Lecture Materials for Week 13

November 17, 2025

Exam Day

A decorative picture that says "Good Luck"

Study Guide for Final Exam

R Functions for Model Building & Summarizing

Be able to:

Define what each function does:
- lm() - Fits linear models
- tidy() - Extracts parameter estimates (coefficients, standard errors, p-values)
- glance() - Provides model-level statistics (R², sigma, F-statistic, etc.)
- augment() - Adds fitted values and residuals to the original data
- set_variable_labels() - Assigns descriptive labels to variables
- tbl_summary() - Creates publication-ready descriptive tables
- Functions from marginaleffects package: predictions(), plot_slopes()

Study Design Types

Understand the difference between:

Descriptive studies: Summarizing patterns, prevalence, or characteristics in a population
Predictive studies: Forecasting future outcomes using existing data
Causal inference/explanation: Establishing cause-and-effect relationships (typically RCTs or well-designed observational studies)

Core Regression Concepts

Review:

Confidence Interval (CI) vs.

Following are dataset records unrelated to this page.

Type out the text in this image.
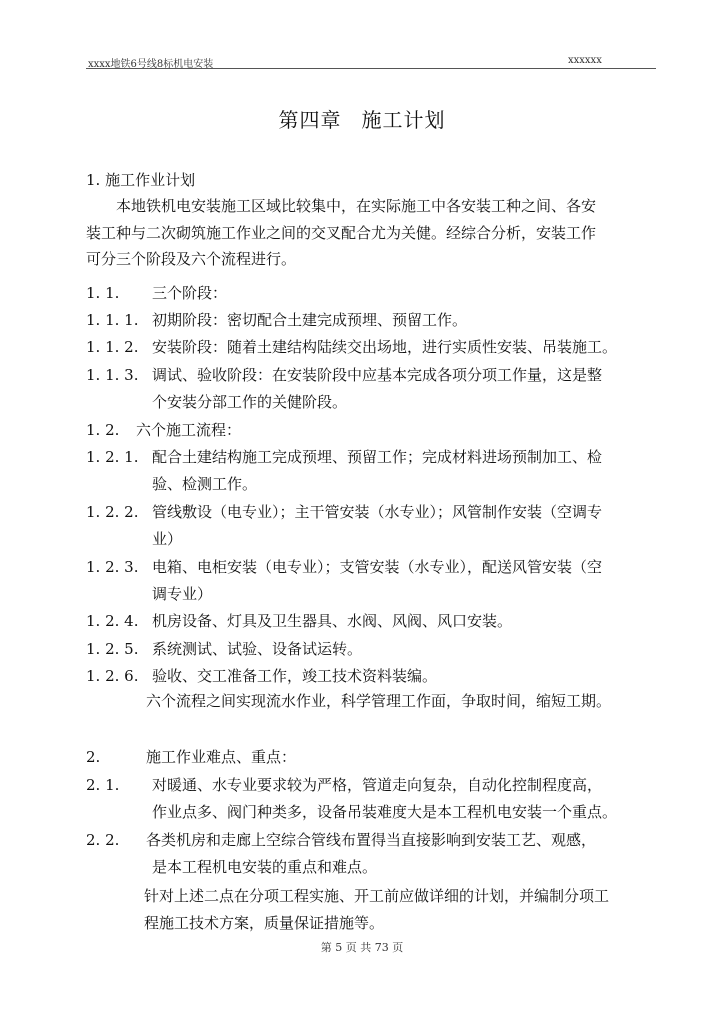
xxxx地铁6号线8标机电安装	xxxxxx
第四章 施工计划
1. 施工作业计划
本地铁机电安装施工区域比较集中，在实际施工中各安装工种之间、各安
装工种与二次砌筑施工作业之间的交叉配合尤为关健。经综合分析，安装工作
可分三个阶段及六个流程进行。
1. 1. 三个阶段：
1. 1. 1. 初期阶段：密切配合土建完成预埋、预留工作。
1. 1. 2. 安装阶段：随着土建结构陆续交出场地，进行实质性安装、吊装施工。
1. 1. 3. 调试、验收阶段：在安装阶段中应基本完成各项分项工作量，这是整
个安装分部工作的关健阶段。
1. 2. 六个施工流程：
1. 2. 1. 配合土建结构施工完成预埋、预留工作；完成材料进场预制加工、检
验、检测工作。
1. 2. 2. 管线敷设（电专业）；主干管安装（水专业）；风管制作安装（空调专
业）
1. 2. 3. 电箱、电柜安装（电专业）；支管安装（水专业），配送风管安装（空
调专业）
1. 2. 4. 机房设备、灯具及卫生器具、水阀、风阀、风口安装。
1. 2. 5. 系统测试、试验、设备试运转。
1. 2. 6. 验收、交工准备工作，竣工技术资料装编。
六个流程之间实现流水作业，科学管理工作面，争取时间，缩短工期。
2.	施工作业难点、重点：
2. 1. 对暖通、水专业要求较为严格，管道走向复杂，自动化控制程度高，
作业点多、阀门种类多，设备吊装难度大是本工程机电安装一个重点。
2. 2. 各类机房和走廊上空综合管线布置得当直接影响到安装工艺、观感，
是本工程机电安装的重点和难点。
针对上述二点在分项工程实施、开工前应做详细的计划，并编制分项工
程施工技术方案，质量保证措施等。
第 5 页 共 73 页
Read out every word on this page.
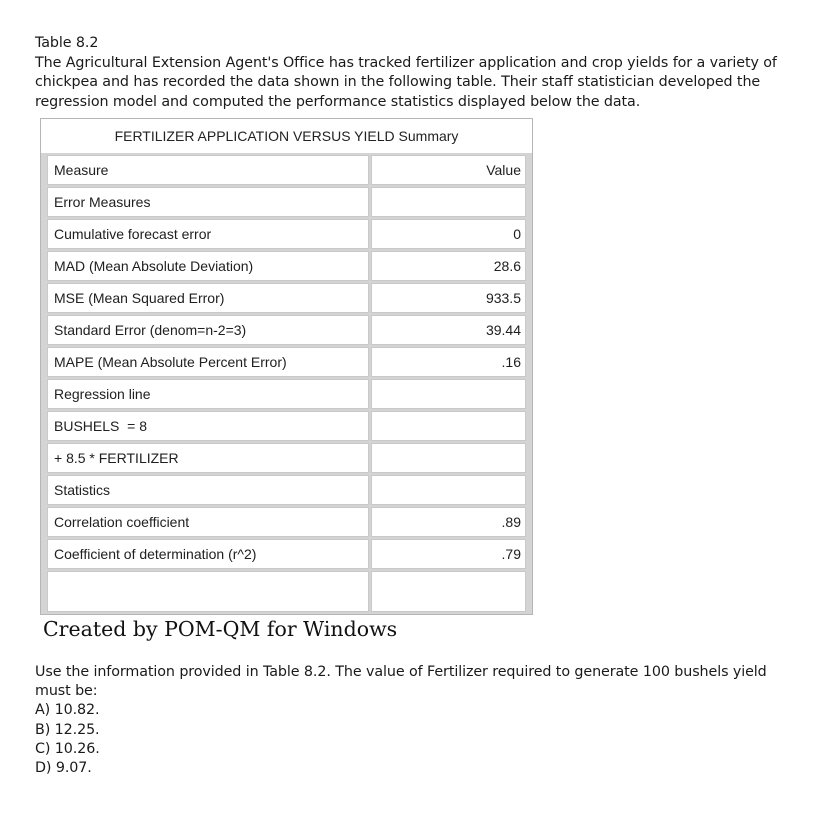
Table 8.2

The Agricultural Extension Agent's Office has tracked fertilizer application and crop yields for a variety of chickpea and has recorded the data shown in the following table. Their staff statistician developed the regression model and computed the performance statistics displayed below the data.

FERTILIZER APPLICATION VERSUS YIELD Summary
Measure	Value
Error Measures	
Cumulative forecast error	0
MAD (Mean Absolute Deviation)	28.6
MSE (Mean Squared Error)	933.5
Standard Error (denom=n-2=3)	39.44
MAPE (Mean Absolute Percent Error)	.16
Regression line	
BUSHELS  = 8	
+ 8.5 * FERTILIZER	
Statistics	
Correlation coefficient	.89
Coefficient of determination (r^2)	.79

Created by POM-QM for Windows

Use the information provided in Table 8.2. The value of Fertilizer required to generate 100 bushels yield must be:

A) 10.82.
B) 12.25.
C) 10.26.
D) 9.07.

Prediction Interval (PI):
- CI: estimates the mean of Y|X (narrower)
- PI: estimates an individual Y|X (wider, accounts for both mean uncertainty and individual variability)
- Both are narrowest at the mean of X
sigma: The standard deviation of residuals (from glance())
- sigma is typically smaller than SD(Y) because the model explains some variance
- Lower sigma indicates better model fit
Train/test splits: Provide unbiased estimates of out-of-sample predictive accuracy
Standard error: The standard deviation of a sampling distribution of a parameter estimate
Adding confidence bands in ggplot: geom_smooth(method="lm", se=TRUE, level=.95)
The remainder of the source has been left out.